Published by
Organisation for Economic Co-operation and Development (OECD)
Year
2012

Tracking Climate Finance: What and How?

In the international climate change negotiations, developed countries have committed to mobilising jointly $100 billion of climate finance per year by 2020 for developing countries. However, key questions remain regarding which activities as well as which financial flows might count towards this commitment.

Mobilising $100 billion of climate finance per year

Following the UNFCCC negotiations in Durban 2011, there is no detailed guidance as to what types of financial flows might be counted, nor on how to count them. Consideration of the necessary data and systems to track financial flows is complicated by the unanswered political questions, centring around the following themes:

  • Additionality: how does the concept of additionality relate to the $100 bn long-term commitment?
  • Mobilising: what constitutes "mobilised" climate finance, and how can it be demonstrated?

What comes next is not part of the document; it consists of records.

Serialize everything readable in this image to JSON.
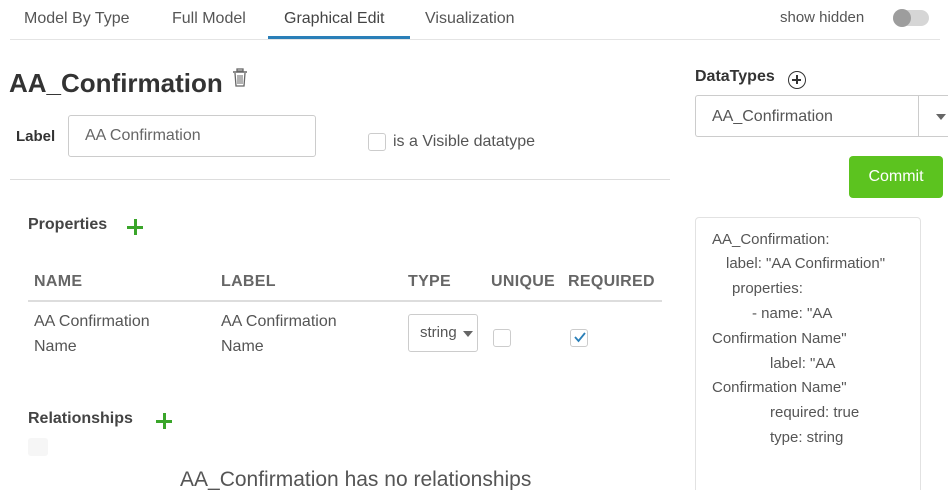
{
  "tabs": [
    {
      "label": "Model By Type",
      "active": false
    },
    {
      "label": "Full Model",
      "active": false
    },
    {
      "label": "Graphical Edit",
      "active": true
    },
    {
      "label": "Visualization",
      "active": false
    }
  ],
  "show_hidden": {
    "label": "show hidden",
    "on": false
  },
  "datatype": {
    "name": "AA_Confirmation",
    "label_field_label": "Label",
    "label_value": "AA Confirmation",
    "visible_checkbox_label": "is a Visible datatype",
    "visible": false
  },
  "properties": {
    "heading": "Properties",
    "columns": [
      "NAME",
      "LABEL",
      "TYPE",
      "UNIQUE",
      "REQUIRED"
    ],
    "rows": [
      {
        "name_line1": "AA Confirmation",
        "name_line2": "Name",
        "label_line1": "AA Confirmation",
        "label_line2": "Name",
        "type": "string",
        "unique": false,
        "required": true
      }
    ]
  },
  "relationships": {
    "heading": "Relationships",
    "empty_message": "AA_Confirmation has no relationships"
  },
  "sidebar": {
    "title": "DataTypes",
    "selected": "AA_Confirmation",
    "commit_label": "Commit",
    "yaml_lines": [
      "AA_Confirmation:",
      "label: \"AA Confirmation\"",
      "properties:",
      "-  name: \"AA",
      "Confirmation Name\"",
      "label: \"AA",
      "Confirmation Name\"",
      "required: true",
      "type: string"
    ]
  },
  "colors": {
    "accent": "#2a7fb8",
    "commit": "#5cc31f",
    "add": "#3aa52a",
    "check": "#2a7fb8"
  }
}
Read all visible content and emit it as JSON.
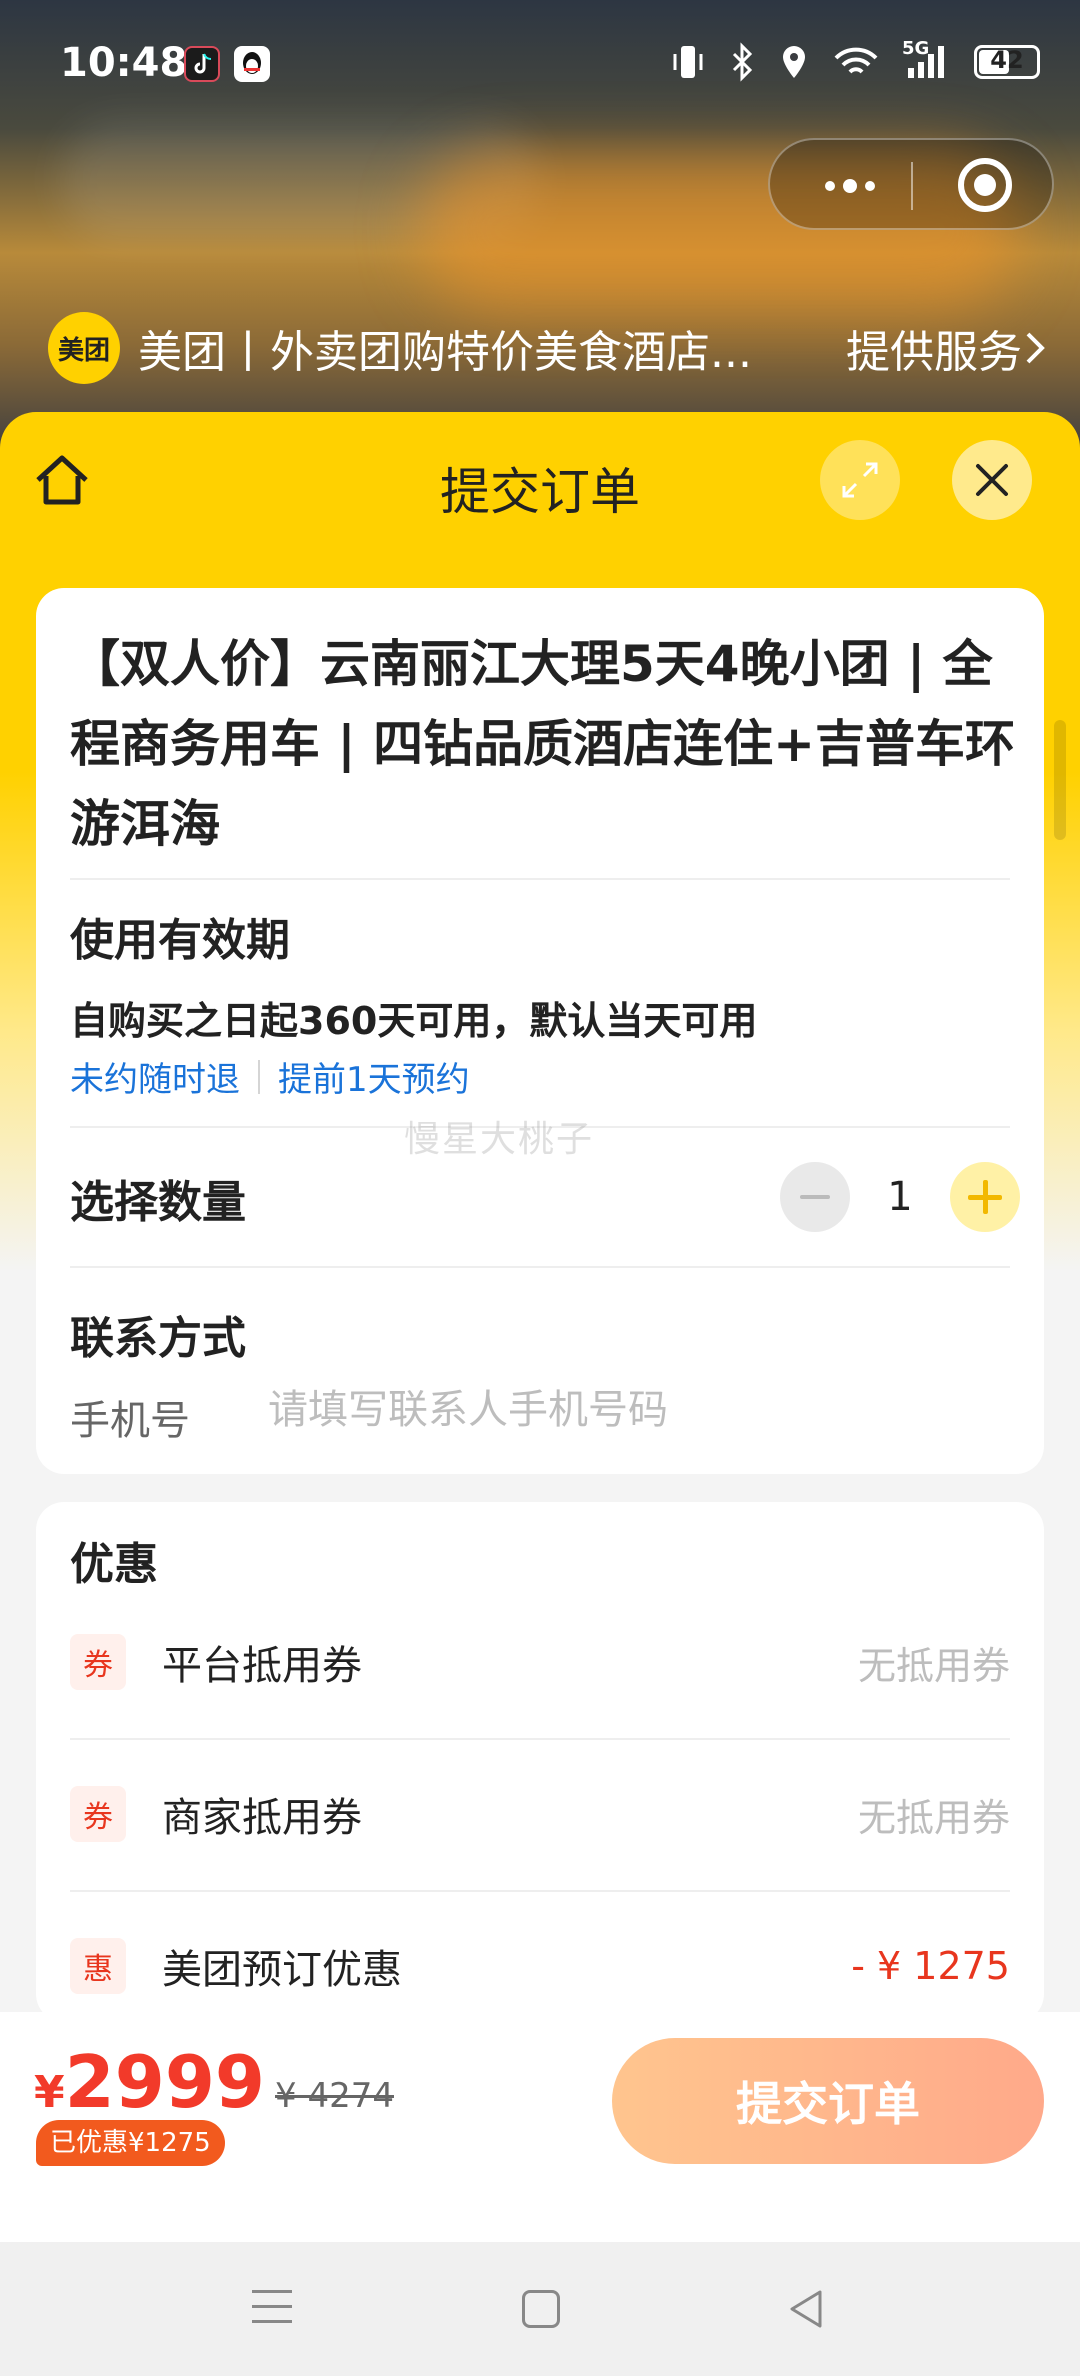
{
  "status_bar": {
    "time": "10:48",
    "network": "5G",
    "battery": "42"
  },
  "capsule": {
    "more_icon": "more-dots-icon",
    "close_icon": "target-icon"
  },
  "service_bar": {
    "logo_text": "美团",
    "title": "美团丨外卖团购特价美食酒店...",
    "link_label": "提供服务"
  },
  "sheet": {
    "title": "提交订单"
  },
  "product": {
    "title": "【双人价】云南丽江大理5天4晚小团 | 全程商务用车 |  四钻品质酒店连住+吉普车环游洱海"
  },
  "validity": {
    "label": "使用有效期",
    "text": "自购买之日起360天可用，默认当天可用",
    "tag1": "未约随时退",
    "tag2": "提前1天预约"
  },
  "watermark": "慢星大桃子",
  "quantity": {
    "label": "选择数量",
    "value": "1"
  },
  "contact": {
    "label": "联系方式",
    "phone_label": "手机号",
    "phone_placeholder": "请填写联系人手机号码",
    "phone_value": ""
  },
  "discounts": {
    "title": "优惠",
    "rows": [
      {
        "icon": "券",
        "name": "平台抵用券",
        "value": "无抵用券"
      },
      {
        "icon": "券",
        "name": "商家抵用券",
        "value": "无抵用券"
      },
      {
        "icon": "惠",
        "name": "美团预订优惠",
        "value": "- ¥ 1275"
      }
    ]
  },
  "footer": {
    "currency": "¥",
    "price": "2999",
    "original_price": "¥ 4274",
    "saved": "已优惠¥1275",
    "submit_label": "提交订单"
  },
  "colors": {
    "brand_yellow": "#ffd100",
    "price_red": "#f23a2a",
    "link_blue": "#1a73d9",
    "submit_gradient_start": "#ffc58e",
    "submit_gradient_end": "#ffa98a"
  }
}
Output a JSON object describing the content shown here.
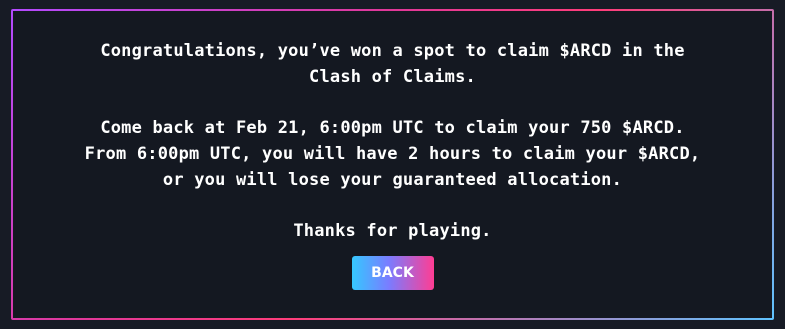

The aim of this paper is to highlight key questions that will impact how the international community counts financial flows (both public and private) towards the $100 bn long-term climate finance commitment, and discuss the resulting implications for tracking these flows. The scope of the paper includes both public and private financial flows in or to developing countries, but does not include the specifics of what types of projects might count as mitigation or adaptation actions.

How is the international community counting financial flows?

To illustrate some of the key tracking issues, this paper presents examples of different types of funding for mitigation or adaptation activities in developing countries. The examples demonstrate the complexity of financial flows for climate change action, across international and domestic as well as public and private flows.